By Chuck Hunt - Editor | Jun 21, 2021

Angela Kalis, with her husband Nate behind her, speaks to the Wells City Council about her and her husband Nate’s plans to build a home in the new proposed addition on the west side of Wells and the need for a cart path access.

Approximately 40 Wells area residents showed up at last Monday night’s Wells City Council to attend a public hearing concerning a possible cartway.

Many of those present spoke both for, and against, building the cartway.

The construction of the cartway is being requested by the developers of a housing addition located on the west side of Wells.

The issue is that while the cartway would be inside the Wells city limits, the addition is outside the city, located in the township.

Todd Reddick, of Nordaas American Homes, spoke on behalf of the developers. He called the creation of more housing in the development a win-win situation for the city and the people who would build homes in the addition.

Angela Kalis, along with her husband Nate, both spoke in favor of the cartway being constructed. She said they are planning on building a new home on one of the four building sites in the Cardell Addition.

“Nate and I really want to build our forever home here in Wells,” Kalis said. “We fell in love with this location.”

Several others spoke in favor of the cartway being built, with several pointing out the importance of having new housing being constructed.

Several others, however, spoke against the cartway. Some questioned why the taxpayers of Wells should pay for something that would be used by people building homes outside the city limits.

Some others thought it should not be a gravel path, but instead should be paved street with curb and gutter. They also thought the developer should be paying for the access street.

City administrator CJ Holl read a letter from a couple who could not be at the meeting, and they questioned why this issue was even under discussion as the council had decided long ago against cart paths and non-public-owned streets.

Nate Kalis said they were at the meeting to hear a decision, and that decision could affect the future of Wells. However, the council decided to postpone a decision until later, and which might be done at a special meeting.

The issue was that there were just three council members present, with two members, one being the mayor, absent.

“I think this is too important of a decision to make with not all of the council members here,” John Herman, who was running the meeting as the acting mayor, said.

In other business at the Monday night meeting, the council:

• Heard that the city had a successful sale of $3.78 million in bonds. The monies will be used to finance the North Broadway and Third Avenue projects, as well as do a refunding of two of the city’s other general obligation bonds which will save in interest payments.

The interest rate for the bonds averages out to 1.89 percent, according to the report. Holl said that was due to the city having an A+ bond rating.
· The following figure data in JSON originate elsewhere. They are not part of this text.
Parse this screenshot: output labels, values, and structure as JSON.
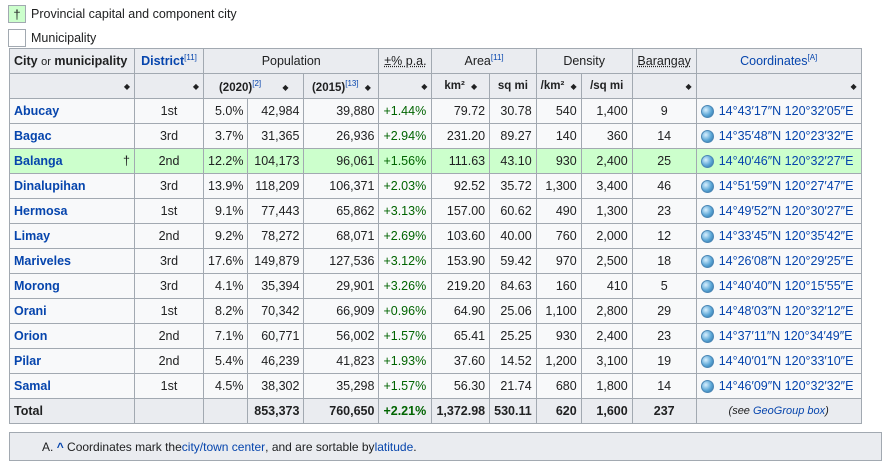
{
  "legend": {
    "capital_symbol": "†",
    "capital_label": "Provincial capital and component city",
    "municipality_label": "Municipality"
  },
  "headers": {
    "city": "City",
    "or": "or",
    "municipality": "municipality",
    "district": "District",
    "district_ref": "[11]",
    "population": "Population",
    "pct_pa": "±% p.a.",
    "area": "Area",
    "area_ref": "[11]",
    "density": "Density",
    "barangay": "Barangay",
    "coordinates": "Coordinates",
    "coordinates_ref": "[A]",
    "pop2020": "(2020)",
    "pop2020_ref": "[2]",
    "pop2015": "(2015)",
    "pop2015_ref": "[13]",
    "km2": "km²",
    "sqmi": "sq mi",
    "per_km2": "/km²",
    "per_sqmi": "/sq mi"
  },
  "rows": [
    {
      "name": "Abucay",
      "capital": "",
      "district": "1st",
      "pct": "5.0%",
      "pop2020": "42,984",
      "pop2015": "39,880",
      "growth": "+1.44%",
      "km2": "79.72",
      "sqmi": "30.78",
      "dkm": "540",
      "dmi": "1,400",
      "brgy": "9",
      "coord": "14°43′17″N 120°32′05″E"
    },
    {
      "name": "Bagac",
      "capital": "",
      "district": "3rd",
      "pct": "3.7%",
      "pop2020": "31,365",
      "pop2015": "26,936",
      "growth": "+2.94%",
      "km2": "231.20",
      "sqmi": "89.27",
      "dkm": "140",
      "dmi": "360",
      "brgy": "14",
      "coord": "14°35′48″N 120°23′32″E"
    },
    {
      "name": "Balanga",
      "capital": "†",
      "district": "2nd",
      "pct": "12.2%",
      "pop2020": "104,173",
      "pop2015": "96,061",
      "growth": "+1.56%",
      "km2": "111.63",
      "sqmi": "43.10",
      "dkm": "930",
      "dmi": "2,400",
      "brgy": "25",
      "coord": "14°40′46″N 120°32′27″E"
    },
    {
      "name": "Dinalupihan",
      "capital": "",
      "district": "3rd",
      "pct": "13.9%",
      "pop2020": "118,209",
      "pop2015": "106,371",
      "growth": "+2.03%",
      "km2": "92.52",
      "sqmi": "35.72",
      "dkm": "1,300",
      "dmi": "3,400",
      "brgy": "46",
      "coord": "14°51′59″N 120°27′47″E"
    },
    {
      "name": "Hermosa",
      "capital": "",
      "district": "1st",
      "pct": "9.1%",
      "pop2020": "77,443",
      "pop2015": "65,862",
      "growth": "+3.13%",
      "km2": "157.00",
      "sqmi": "60.62",
      "dkm": "490",
      "dmi": "1,300",
      "brgy": "23",
      "coord": "14°49′52″N 120°30′27″E"
    },
    {
      "name": "Limay",
      "capital": "",
      "district": "2nd",
      "pct": "9.2%",
      "pop2020": "78,272",
      "pop2015": "68,071",
      "growth": "+2.69%",
      "km2": "103.60",
      "sqmi": "40.00",
      "dkm": "760",
      "dmi": "2,000",
      "brgy": "12",
      "coord": "14°33′45″N 120°35′42″E"
    },
    {
      "name": "Mariveles",
      "capital": "",
      "district": "3rd",
      "pct": "17.6%",
      "pop2020": "149,879",
      "pop2015": "127,536",
      "growth": "+3.12%",
      "km2": "153.90",
      "sqmi": "59.42",
      "dkm": "970",
      "dmi": "2,500",
      "brgy": "18",
      "coord": "14°26′08″N 120°29′25″E"
    },
    {
      "name": "Morong",
      "capital": "",
      "district": "3rd",
      "pct": "4.1%",
      "pop2020": "35,394",
      "pop2015": "29,901",
      "growth": "+3.26%",
      "km2": "219.20",
      "sqmi": "84.63",
      "dkm": "160",
      "dmi": "410",
      "brgy": "5",
      "coord": "14°40′40″N 120°15′55″E"
    },
    {
      "name": "Orani",
      "capital": "",
      "district": "1st",
      "pct": "8.2%",
      "pop2020": "70,342",
      "pop2015": "66,909",
      "growth": "+0.96%",
      "km2": "64.90",
      "sqmi": "25.06",
      "dkm": "1,100",
      "dmi": "2,800",
      "brgy": "29",
      "coord": "14°48′03″N 120°32′12″E"
    },
    {
      "name": "Orion",
      "capital": "",
      "district": "2nd",
      "pct": "7.1%",
      "pop2020": "60,771",
      "pop2015": "56,002",
      "growth": "+1.57%",
      "km2": "65.41",
      "sqmi": "25.25",
      "dkm": "930",
      "dmi": "2,400",
      "brgy": "23",
      "coord": "14°37′11″N 120°34′49″E"
    },
    {
      "name": "Pilar",
      "capital": "",
      "district": "2nd",
      "pct": "5.4%",
      "pop2020": "46,239",
      "pop2015": "41,823",
      "growth": "+1.93%",
      "km2": "37.60",
      "sqmi": "14.52",
      "dkm": "1,200",
      "dmi": "3,100",
      "brgy": "19",
      "coord": "14°40′01″N 120°33′10″E"
    },
    {
      "name": "Samal",
      "capital": "",
      "district": "1st",
      "pct": "4.5%",
      "pop2020": "38,302",
      "pop2015": "35,298",
      "growth": "+1.57%",
      "km2": "56.30",
      "sqmi": "21.74",
      "dkm": "680",
      "dmi": "1,800",
      "brgy": "14",
      "coord": "14°46′09″N 120°32′32″E"
    }
  ],
  "total": {
    "label": "Total",
    "pop2020": "853,373",
    "pop2015": "760,650",
    "growth": "+2.21%",
    "km2": "1,372.98",
    "sqmi": "530.11",
    "dkm": "620",
    "dmi": "1,600",
    "brgy": "237",
    "note_pre": "(see ",
    "note_link": "GeoGroup box",
    "note_post": ")"
  },
  "footnote": {
    "marker": "A.",
    "caret": "^",
    "text_1": "Coordinates mark the ",
    "link_1": "city/town center",
    "text_2": ", and are sortable by ",
    "link_2": "latitude",
    "text_3": "."
  }
}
Council member Brenda Weber questioned the change from the bonds originally being at $3.6 million, but now were at $3.78 million.

The answer had to do with making the bonds a better sell, and would in the long run not affect the payments.

• Agreed to allow several streets to be blocked off for parking purposes for a Freedom Run motorcycle ride. They also approved parking being allowed along the street into the USC School during the Wells Gun Show on July 10 and 11.

They also changed a previous decision to let Hope Church have an activity at Half Moon Park, and now have it at Thompson Park instead.

• Approved the hiring of Kylie Neubuhr at the Wells Library and Paige Roberts and George Martinez at the pool.

• Passed a resolution officially conveying the ownership of a lot to Christopher and Tammy Brandt at a price of $15,600.

• Discussed creating a new ordinance dealing with the amount of time boat, camper and other trailers can be parked on city streets.

The council had received an anonymous letter questioning why so many trailers are parked on city streets.

The matter was sent to the Planning and Zoning Committee to come up with an ordinance.

• Accepted a proposal from Braun Intertec to perform testing processes for the upcoming 2021 street and utility improvements. Total cost was listed at $33,057.

• Discussed conflict of interest issues. Council person Brenda Weber had asked about possible conflict of interest happening not just by council members but also by members of the city’s committees, boards and commissions.

She said she will give a list of possible conflict of interest cases to city attorney David Frundt.

• Learned the next Wells Council meeting will be on July 12, unless there is a special meeting on the cart path before that date.